I have a requirement where I need to convert the rows of a dataframe column to columns, however I am facing an issue after GROUPBY. Below is a set of 3 users that can have types between type1 to type6.
user_id1 type4
user_id1 type6
user_id1 type1
user_id1 type2
user_id1 type1
user_id1 type6
user_id2 type1
user_id2 type2
user_id2 type2
user_id2 type1
user_id2 type3
user_id2 type4
user_id2 type5
user_id2 type6
user_id2 type2
user_id2 type6
user_id3 type1
user_id3 type2
user_id3 type3
user_id3 type2
The output I am expecting is -
user_id type1 type2 type3 type4 type5 type6
user_id1 2 1 0 1 0 2
user_id2 2 3 1 1 1 2
user_id3 1 2 1 0 0 0
I tried to do a groupby on the type and got the count.But not sure how to convert to column especially the missing types should be populated with 0.

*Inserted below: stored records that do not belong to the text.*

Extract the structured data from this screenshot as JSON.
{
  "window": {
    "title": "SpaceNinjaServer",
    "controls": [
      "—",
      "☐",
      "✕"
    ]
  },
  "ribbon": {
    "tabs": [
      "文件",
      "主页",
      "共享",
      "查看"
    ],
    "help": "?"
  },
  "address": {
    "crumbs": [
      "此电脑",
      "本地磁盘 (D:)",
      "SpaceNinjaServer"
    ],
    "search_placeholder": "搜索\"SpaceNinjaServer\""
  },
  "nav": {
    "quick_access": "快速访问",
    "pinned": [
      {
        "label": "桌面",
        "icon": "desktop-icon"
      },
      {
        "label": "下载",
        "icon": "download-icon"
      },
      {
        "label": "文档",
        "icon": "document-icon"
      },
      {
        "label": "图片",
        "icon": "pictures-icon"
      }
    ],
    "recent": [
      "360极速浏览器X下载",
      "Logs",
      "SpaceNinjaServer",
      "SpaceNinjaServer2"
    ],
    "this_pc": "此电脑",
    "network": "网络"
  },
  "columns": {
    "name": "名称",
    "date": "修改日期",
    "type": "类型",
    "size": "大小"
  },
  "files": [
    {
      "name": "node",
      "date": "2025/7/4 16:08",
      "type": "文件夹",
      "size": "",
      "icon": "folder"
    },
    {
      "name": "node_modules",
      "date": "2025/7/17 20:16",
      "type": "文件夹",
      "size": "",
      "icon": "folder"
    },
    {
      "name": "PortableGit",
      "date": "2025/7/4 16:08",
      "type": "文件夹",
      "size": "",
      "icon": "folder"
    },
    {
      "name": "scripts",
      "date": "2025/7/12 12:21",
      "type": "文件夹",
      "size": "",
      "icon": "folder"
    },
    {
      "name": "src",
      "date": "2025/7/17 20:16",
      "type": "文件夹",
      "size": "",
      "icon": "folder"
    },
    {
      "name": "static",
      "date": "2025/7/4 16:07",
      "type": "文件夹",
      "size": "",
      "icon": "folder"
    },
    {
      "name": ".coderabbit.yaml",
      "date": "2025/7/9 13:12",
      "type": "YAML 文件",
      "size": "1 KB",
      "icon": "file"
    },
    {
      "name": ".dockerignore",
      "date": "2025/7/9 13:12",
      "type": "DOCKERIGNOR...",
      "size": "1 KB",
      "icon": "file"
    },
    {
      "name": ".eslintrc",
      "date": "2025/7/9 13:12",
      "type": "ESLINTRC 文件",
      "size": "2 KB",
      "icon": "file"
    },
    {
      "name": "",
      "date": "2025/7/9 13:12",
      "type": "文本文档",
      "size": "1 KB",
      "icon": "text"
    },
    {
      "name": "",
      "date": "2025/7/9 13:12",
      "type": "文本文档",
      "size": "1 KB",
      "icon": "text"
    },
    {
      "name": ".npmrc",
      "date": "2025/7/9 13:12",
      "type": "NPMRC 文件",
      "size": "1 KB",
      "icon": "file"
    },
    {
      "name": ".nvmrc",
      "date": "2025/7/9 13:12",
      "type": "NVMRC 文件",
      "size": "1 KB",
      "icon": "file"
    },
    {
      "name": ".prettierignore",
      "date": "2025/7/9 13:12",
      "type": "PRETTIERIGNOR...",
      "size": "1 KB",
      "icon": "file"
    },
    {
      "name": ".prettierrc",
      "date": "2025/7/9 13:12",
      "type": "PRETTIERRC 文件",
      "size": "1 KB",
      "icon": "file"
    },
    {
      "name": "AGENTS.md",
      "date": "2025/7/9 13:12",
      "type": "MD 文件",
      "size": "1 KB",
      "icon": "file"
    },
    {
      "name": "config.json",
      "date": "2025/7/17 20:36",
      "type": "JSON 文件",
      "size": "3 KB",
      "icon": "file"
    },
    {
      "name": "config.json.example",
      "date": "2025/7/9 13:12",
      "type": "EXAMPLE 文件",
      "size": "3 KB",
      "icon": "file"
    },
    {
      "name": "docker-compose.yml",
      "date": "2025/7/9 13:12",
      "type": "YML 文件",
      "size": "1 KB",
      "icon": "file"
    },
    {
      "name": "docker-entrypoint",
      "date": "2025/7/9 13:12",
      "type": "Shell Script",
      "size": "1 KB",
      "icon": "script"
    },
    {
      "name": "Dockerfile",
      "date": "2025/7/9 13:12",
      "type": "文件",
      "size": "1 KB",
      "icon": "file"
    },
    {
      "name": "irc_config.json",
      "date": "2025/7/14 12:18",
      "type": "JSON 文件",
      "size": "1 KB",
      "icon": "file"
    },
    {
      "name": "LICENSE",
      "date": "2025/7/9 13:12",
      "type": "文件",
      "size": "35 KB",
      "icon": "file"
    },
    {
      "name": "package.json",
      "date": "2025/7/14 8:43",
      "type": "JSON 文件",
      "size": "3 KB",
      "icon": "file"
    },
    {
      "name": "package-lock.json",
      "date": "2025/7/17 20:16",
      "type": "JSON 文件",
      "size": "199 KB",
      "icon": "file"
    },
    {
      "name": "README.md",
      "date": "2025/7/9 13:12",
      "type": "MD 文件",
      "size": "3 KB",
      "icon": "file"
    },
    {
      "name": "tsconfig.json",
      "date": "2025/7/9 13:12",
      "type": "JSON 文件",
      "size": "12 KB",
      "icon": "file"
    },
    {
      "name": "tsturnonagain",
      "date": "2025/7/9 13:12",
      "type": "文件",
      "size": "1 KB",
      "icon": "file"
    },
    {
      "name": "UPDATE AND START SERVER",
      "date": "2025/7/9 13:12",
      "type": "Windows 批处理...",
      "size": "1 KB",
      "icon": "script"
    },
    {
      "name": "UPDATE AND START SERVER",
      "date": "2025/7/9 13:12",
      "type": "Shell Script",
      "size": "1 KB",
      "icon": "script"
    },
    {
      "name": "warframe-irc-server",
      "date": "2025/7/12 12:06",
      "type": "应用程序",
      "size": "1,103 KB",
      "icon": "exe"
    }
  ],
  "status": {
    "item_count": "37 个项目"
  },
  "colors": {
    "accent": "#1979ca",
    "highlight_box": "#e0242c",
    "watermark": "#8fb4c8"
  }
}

Thanks a lot for your time.
What you need to use is pivot_table from pandas. You can specify what rows and columns you need, fill_value states what do you want to do with empty values and aggfunc len counts.
I'm not sure what your DataSeries looks like, but you need sth like this:
pd.pivot_table(data, index='user_id', columns='type', aggfunc=len, fill_value=0)